I recently watched Rev Anthony's Rant about indy game developers not receiving due payment when high quality games are created and released to the public. Is there a way smaller developers could be paid for hard work? I think the answer is maybe. As Anthony mentioned the issue is really pay per performance. If a game is good then it deserves payment. There will always be the potential for buyer's remorse but if you're an indy game developer giving away your wares for free or near free then there's a good chance of seller's remorse as well.
After some rumination I think I may have come up with a possible solution to this problem and as Rev mentioned it involves a paradigm shift. The real issue here is distribution and advertising. Larger game developers have more money to spend on advertising thus increasing the public's awareness of the next new, supposedly hot game being released. So simply by increasing awareness they've increased the chance that at least someone will purchase the finished game. Smaller game developers on the other hand don't have as much money to spend on advertising so they're forced to lower the price of their game in hopes of increasing the chance that someone will pick it up. This is where things need to change.

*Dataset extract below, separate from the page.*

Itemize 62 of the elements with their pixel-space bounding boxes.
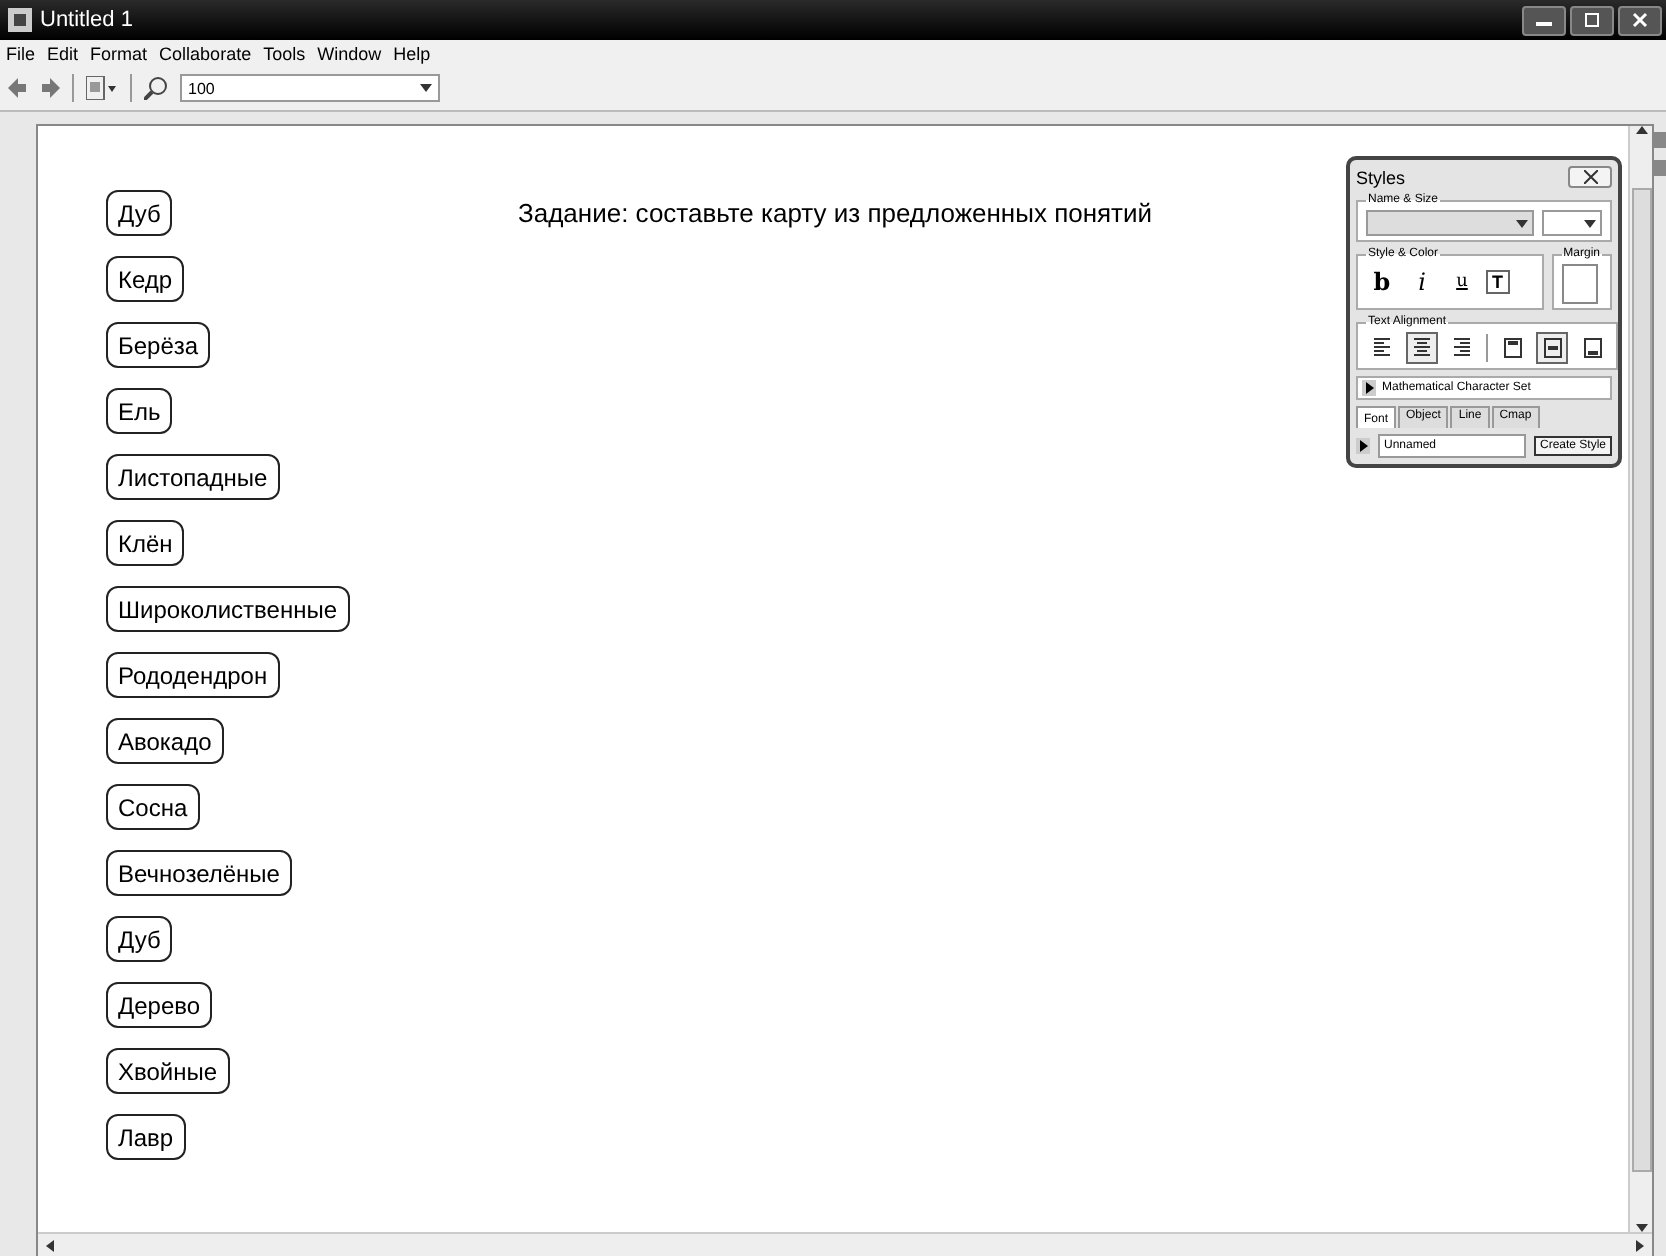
concept-node[interactable]: Сосна: [106, 784, 200, 830]
align-button[interactable]: [1406, 332, 1438, 364]
concept-node[interactable]: Ель: [106, 388, 173, 434]
caret-icon: [420, 84, 432, 92]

What I think needs to happen is the creation of a indy game collective. This would be a group of indy developers selling their games together. Thrifty Gamers would likely be more willing to pay a bit of cash for multiple games instead only one game at a time. The consumer would pay a base price for all the games that would be distributed and then after they finished playing the games they could decide what percentage of the initial price paid would go to each developer. The entire cost paid up front would have to be distributed as the gamer sees fit. If they wanted to play all the games and then only pay for one of them, they could. Alternately they could decide to divide the upfront cost evenly between all the developers. In this way the games seen as being of the highest quality would in theory get the money they deserved and the smaller indy developers would have the chance to get their games distributed to an increased audience. Depending on the number of games included in the purchase price there might even be enough money for a little advertising getting the word out even further.